Eduardo Vizcaíno | Experto en ventas
La huelga nuestra de cada verano

Todos los años ocurre lo mismo: mientras nos dedicamos a preparar las merecidas vacaciones veraniegas, los de casi siempre, se encargan de ver la manera en la que pueden fastidiárnoslas a través del democrático derecho a la huelga, al que todos los trabajadores pueden recurrir cuando quieren realizar reivindicaciones.

Queda menos de un mes para que los más tempraneros comiencen sus días de asueto, y la amenaza de diversos paros ya está caldeando el ambiente y atenazando los nervios de los futuros viajeros que sólo desean relajarse, desconectar y buscar el mejor lugar para recuperar fuerzas.

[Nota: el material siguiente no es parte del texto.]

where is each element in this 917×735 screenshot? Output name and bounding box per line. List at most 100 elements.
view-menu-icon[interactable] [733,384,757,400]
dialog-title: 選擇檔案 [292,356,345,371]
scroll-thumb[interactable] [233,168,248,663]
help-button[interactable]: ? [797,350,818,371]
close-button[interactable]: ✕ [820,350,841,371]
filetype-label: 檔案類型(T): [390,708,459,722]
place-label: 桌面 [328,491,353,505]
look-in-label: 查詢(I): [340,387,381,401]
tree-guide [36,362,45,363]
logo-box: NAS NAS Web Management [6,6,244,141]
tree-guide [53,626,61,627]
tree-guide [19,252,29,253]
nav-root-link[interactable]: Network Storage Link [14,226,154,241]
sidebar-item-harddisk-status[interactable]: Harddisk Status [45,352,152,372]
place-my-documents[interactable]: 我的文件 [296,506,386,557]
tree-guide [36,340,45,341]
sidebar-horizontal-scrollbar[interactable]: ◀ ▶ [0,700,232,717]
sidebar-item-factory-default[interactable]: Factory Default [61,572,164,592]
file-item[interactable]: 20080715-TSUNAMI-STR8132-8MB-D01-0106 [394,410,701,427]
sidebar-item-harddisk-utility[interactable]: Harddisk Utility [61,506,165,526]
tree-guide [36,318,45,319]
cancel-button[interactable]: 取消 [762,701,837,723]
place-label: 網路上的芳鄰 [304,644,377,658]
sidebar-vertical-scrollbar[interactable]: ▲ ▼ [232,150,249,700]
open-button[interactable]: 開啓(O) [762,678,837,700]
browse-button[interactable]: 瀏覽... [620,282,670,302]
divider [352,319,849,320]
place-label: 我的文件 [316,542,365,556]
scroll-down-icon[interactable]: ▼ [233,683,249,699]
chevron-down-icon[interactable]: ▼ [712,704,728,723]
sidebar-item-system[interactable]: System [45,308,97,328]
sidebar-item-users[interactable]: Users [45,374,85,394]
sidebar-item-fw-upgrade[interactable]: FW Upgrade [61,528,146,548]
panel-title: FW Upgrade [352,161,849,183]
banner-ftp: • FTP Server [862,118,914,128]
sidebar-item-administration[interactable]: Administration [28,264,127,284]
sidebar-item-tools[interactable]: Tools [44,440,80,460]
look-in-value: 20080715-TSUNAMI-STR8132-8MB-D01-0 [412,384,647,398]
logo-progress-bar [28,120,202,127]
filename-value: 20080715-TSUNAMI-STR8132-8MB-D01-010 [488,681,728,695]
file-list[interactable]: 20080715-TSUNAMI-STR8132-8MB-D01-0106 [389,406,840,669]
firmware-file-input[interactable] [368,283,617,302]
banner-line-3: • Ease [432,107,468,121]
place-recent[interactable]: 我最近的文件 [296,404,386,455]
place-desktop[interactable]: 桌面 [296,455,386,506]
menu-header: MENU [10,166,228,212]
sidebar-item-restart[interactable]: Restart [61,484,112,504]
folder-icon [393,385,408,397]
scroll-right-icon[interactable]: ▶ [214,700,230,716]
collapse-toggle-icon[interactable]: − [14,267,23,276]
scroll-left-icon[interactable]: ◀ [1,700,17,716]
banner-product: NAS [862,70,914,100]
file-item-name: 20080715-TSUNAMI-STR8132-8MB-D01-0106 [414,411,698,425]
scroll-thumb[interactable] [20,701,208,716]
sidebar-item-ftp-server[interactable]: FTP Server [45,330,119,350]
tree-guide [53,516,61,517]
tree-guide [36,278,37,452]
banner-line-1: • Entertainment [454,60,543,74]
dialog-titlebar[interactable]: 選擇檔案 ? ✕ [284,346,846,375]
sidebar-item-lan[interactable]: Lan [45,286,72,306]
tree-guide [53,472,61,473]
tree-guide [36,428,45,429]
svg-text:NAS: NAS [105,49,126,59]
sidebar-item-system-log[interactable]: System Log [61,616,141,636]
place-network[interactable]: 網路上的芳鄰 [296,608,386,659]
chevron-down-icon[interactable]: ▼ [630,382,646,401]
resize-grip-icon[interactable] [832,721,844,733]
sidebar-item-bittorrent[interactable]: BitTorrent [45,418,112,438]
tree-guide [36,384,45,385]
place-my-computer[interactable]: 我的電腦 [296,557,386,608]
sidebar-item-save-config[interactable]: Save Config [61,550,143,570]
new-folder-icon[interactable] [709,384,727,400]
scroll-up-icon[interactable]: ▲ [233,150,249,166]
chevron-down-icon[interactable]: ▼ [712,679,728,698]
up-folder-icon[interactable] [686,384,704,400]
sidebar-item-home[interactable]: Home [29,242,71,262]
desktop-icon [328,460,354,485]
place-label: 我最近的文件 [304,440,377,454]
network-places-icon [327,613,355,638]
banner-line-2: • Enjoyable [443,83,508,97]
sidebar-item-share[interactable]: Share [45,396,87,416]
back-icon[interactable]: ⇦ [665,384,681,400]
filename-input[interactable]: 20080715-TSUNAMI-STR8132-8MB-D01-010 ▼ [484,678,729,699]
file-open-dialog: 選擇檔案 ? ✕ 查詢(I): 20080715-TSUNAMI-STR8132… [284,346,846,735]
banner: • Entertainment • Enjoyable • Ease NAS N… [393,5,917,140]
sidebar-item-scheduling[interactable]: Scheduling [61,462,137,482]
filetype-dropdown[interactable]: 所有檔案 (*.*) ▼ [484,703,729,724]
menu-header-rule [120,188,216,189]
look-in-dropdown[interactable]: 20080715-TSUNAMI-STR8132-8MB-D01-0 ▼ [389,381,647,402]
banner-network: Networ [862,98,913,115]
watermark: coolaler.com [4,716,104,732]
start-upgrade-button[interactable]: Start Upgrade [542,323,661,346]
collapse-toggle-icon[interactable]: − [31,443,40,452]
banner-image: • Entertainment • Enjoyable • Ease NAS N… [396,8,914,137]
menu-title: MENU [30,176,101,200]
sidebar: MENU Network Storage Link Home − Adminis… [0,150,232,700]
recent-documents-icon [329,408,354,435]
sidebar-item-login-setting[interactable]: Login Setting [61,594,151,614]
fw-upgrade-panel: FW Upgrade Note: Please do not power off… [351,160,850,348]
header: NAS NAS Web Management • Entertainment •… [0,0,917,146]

Para empezar, los clásicos: los pilotos de las compañías aéreas. Para continuar, los segundos de la clase: el llamado personal de tierra de las líneas aéreas. Para seguir, los fijos de siempre: el personal de todo tipo de hostelería, restaurantes, bares y hoteles de las zonas playeras. No seré yo quien discuta su democrático derecho a pedir lo que creen que les corresponde y hacerlo a través de la convocatoria de paros laborales que, dadas las fechas en los que los realizan, tienen un claro objetivo: tocar en donde más le duele a las empresas, la cuenta de resultados a través de su descenso en ingresos.

Aún está en la memoria de todos los españoles la salvajada realizada por los controladores aéreos con su inesperada e injusta huelga, y pasados demasiados meses, todavía no se ha hecho justicia con los pobres afectados que vieron como sus intentos viajeros quedaron frustrados por el empecinamiento y la irracionalidad de unos trabajadores que, según parece, son unos privilegiados, salarialmente hablado.

El refranero español es sabio y en él se encuentra uno que dice: contra el vicio de pedir, la virtud de no dar, que es la práctica habitual en las empresas cuando los trabajadores solicitan sus legítimas reclamaciones, exigencias o demandas. Pero cuando se recibe como respuesta un a lo mejor, o un quizás o, incluso, un no, es demasiado duro responder constantemente con la amenaza de una huelga, sobre todo cuando, demasiadas veces, a la vez que se realizan las peticiones se acompañan éstas con un calendario de futuros paros.

Es una pena que los ciudadanos de a pie, que al final somos los grandes perjudicados con todas estas huelgas, no sigamos el ejemplo de los sindicatos y sus reivindicativos trabajadores y, dejándonos llevar por la pasividad del Gobierno de turno, no iniciemos una huelga (a poder ser indefinida) en la que exijamos nuestro democrático derecho a no querer pagar tantos impuestos, enfrentarnos a la subida continua de las gasolinas con la excusa de su alto precio –incluso cuando éste en origen sólo hace que bajar-, oponiéndonos a las constantes prohibiciones de nuestra libertad personal en materia pulmonar introduciendo el humo que cada cual quiera y, sobre todo, quejándonos de una vez por todas de la cantidad de vividores y cara duras que ocupan cargos públicos cuando no han tenido ningún mérito para alcanzarlos más que el de pertenecer a tal o cual partido político.

Está muy bien que no se conculquen los derechos de los trabajadores y, gracias a la democracia, a los sindicatos y a la tranquilidad ciudadana, se ha mejorado mucho en este aspecto.

Pero de ahí a que, a la mínima, se amenace con huelgas salvajes como no le sean concedidas sus solicitudes a los reivindicadores de turno, hay un abismo.

El abuso del derecho de huelga sí que es algo indignante y por lo que habría que hacer acampadas en la Puerta del Sol, en la Plaza de Cataluña y hasta en el jardín de la Moncloa, si no fuese porque cada vez que llegan las de cada verano con esperar en los aeropuertos, insultar a los “azafatos y azafatas” de tierra y saber que igual tenemos que subir a la habitación del hotel nosotros mismos las maletas, nos damos por satisfechos.

Y así nos luce el pelo de tanto que nos lo toman.